In Byzantium, that old line between the Church and the World was blurred, as the World declared itself to be Christian. It was scarcely possible for the Church to form tightly-knit communities of faith like in the old days where each member of the local church knew the other and belonged to the other, because “the local church” now included everyone in the city, at least in principle. After the world accepted baptism, such closely-knit communities were impossible to form. Obviously there still existed smaller churches in the Byzantine world—that was the point of building the larger ones like the Hagia Sophia, as a contrast to them. But the people within even these smaller churches no longer shared the same huddled closeness and family feeling that they did during the days of persecution. Now that everyone in the city or village was a Christian, there was no “World” to huddle against, and individuals no longer defined themselves as belonging to the Christian family but rather to their own biological families. Thus even in the smaller churches a sense of eschatological personalism was lost. (Some ascetics would try to recover it nonetheless; the experiment was called “cenobitic monasticism”.) In the parish church of St. John Chrysostom there was no “coffee hour” after Liturgy. Deep personal attachments were made of course, but they were made between members of one’s family and one’s friends—not between all the members of the local church. Belonging to the church for most people simply meant accepting its over-arching culture and fulfilling certain requirements, though of course some fulfilled them with great piety. You went to Liturgy, received Holy Communion (or didn’t), and then you came home. Going to church for most people in that culture was something you did, like paying taxes, or going to the theatre, or spending time with your friends. Membership in the Church did not necessarily define you; the others at Liturgy were not “your people” except in the sense of being fellow citizens of the same city.

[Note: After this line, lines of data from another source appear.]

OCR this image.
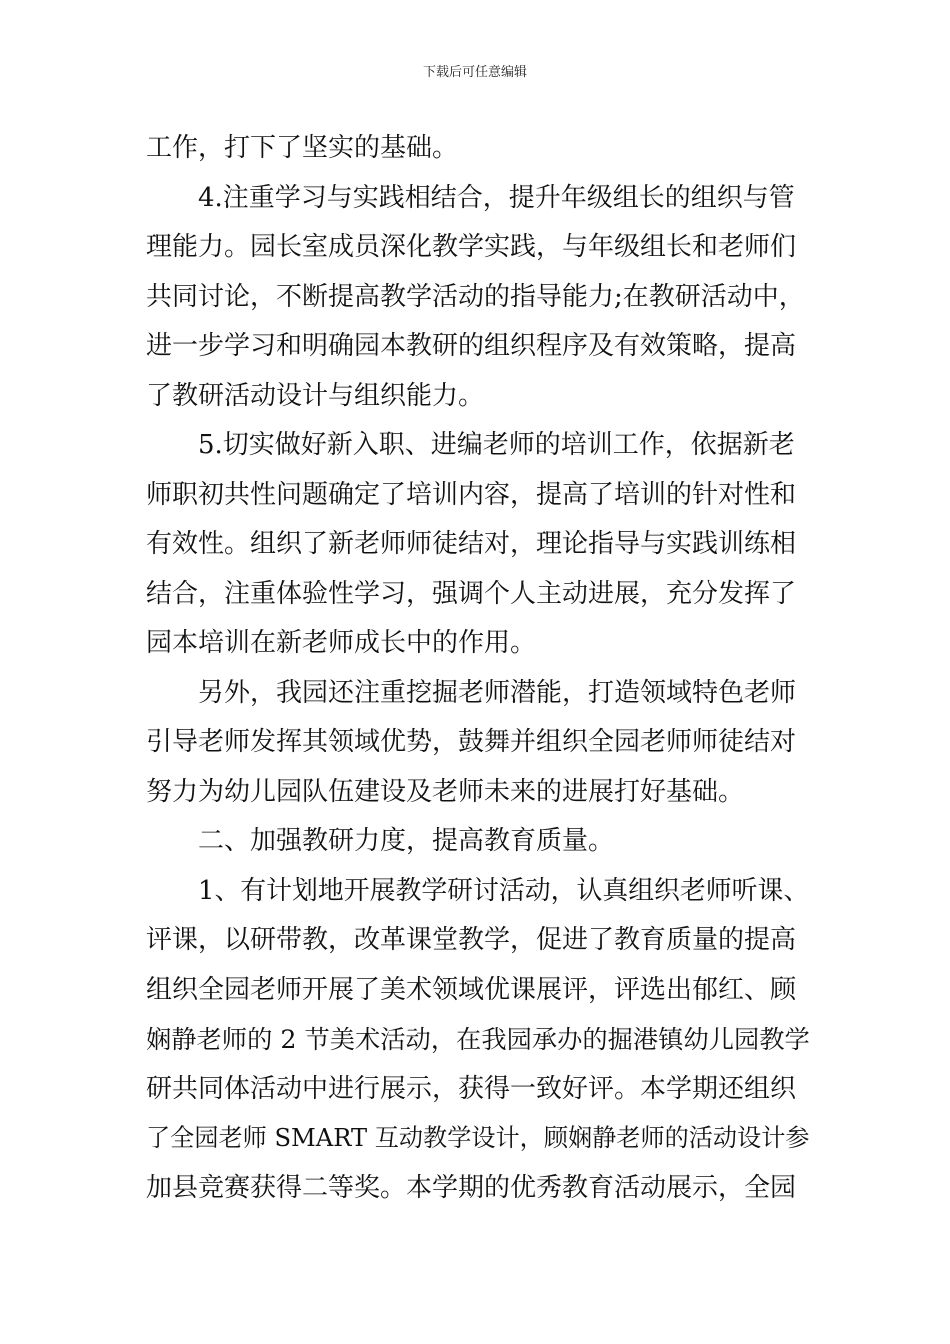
下载后可任意编辑
工作，打下了坚实的基础。
4.注重学习与实践相结合，提升年级组长的组织与管
理能力。园长室成员深化教学实践，与年级组长和老师们
共同讨论，不断提高教学活动的指导能力;在教研活动中，
进一步学习和明确园本教研的组织程序及有效策略，提高
了教研活动设计与组织能力。
5.切实做好新入职、进编老师的培训工作，依据新老
师职初共性问题确定了培训内容，提高了培训的针对性和
有效性。组织了新老师师徒结对，理论指导与实践训练相
结合，注重体验性学习，强调个人主动进展，充分发挥了
园本培训在新老师成长中的作用。
另外，我园还注重挖掘老师潜能，打造领域特色老师
引导老师发挥其领域优势，鼓舞并组织全园老师师徒结对
努力为幼儿园队伍建设及老师未来的进展打好基础。
二、加强教研力度，提高教育质量。
1、有计划地开展教学研讨活动，认真组织老师听课、
评课，以研带教，改革课堂教学，促进了教育质量的提高
组织全园老师开展了美术领域优课展评，评选出郁红、顾
娴静老师的 2 节美术活动，在我园承办的掘港镇幼儿园教学
研共同体活动中进行展示，获得一致好评。本学期还组织
了全园老师 SMART 互动教学设计，顾娴静老师的活动设计参
加县竞赛获得二等奖。本学期的优秀教育活动展示，全园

As said above, Byzantium is gone, its long shadows notwithstanding. The challenge for us now is to recognize this and begin to recover the closeness and solidarity with others in our churches that existed in the early days. This solidarity and mutual love for fellow church members was not possible in Byzantium; it is possible now. And as the world becomes an increasingly darker place, recovery of such solidarity becomes not just possible, but essential. This involves not simply making sure there is a coffee hour following Sunday Liturgy, but radically rethinking what it means to belong to the Church.
We must let belonging to the Church define us, and think of ourselves not primarily as Smiths, Joneses or Farleys, but as members of our local Eucharistic community. This involves recognizing that the people receiving the Eucharist with us are our true family, and striving to treat them as such—as our close kin, fellow members of the same body. We must rejoice when one of them is honoured, and suffer with them when they suffer (1 Cor. 12:26), making their trials and triumphs our own. This is difficult to do, especially in our busy world where we often live far from each other. But it remains the challenge of our time. Byzantium is gone, and can only cast shadows. But Christ remains, and He calls us to follow Him in these exciting new days.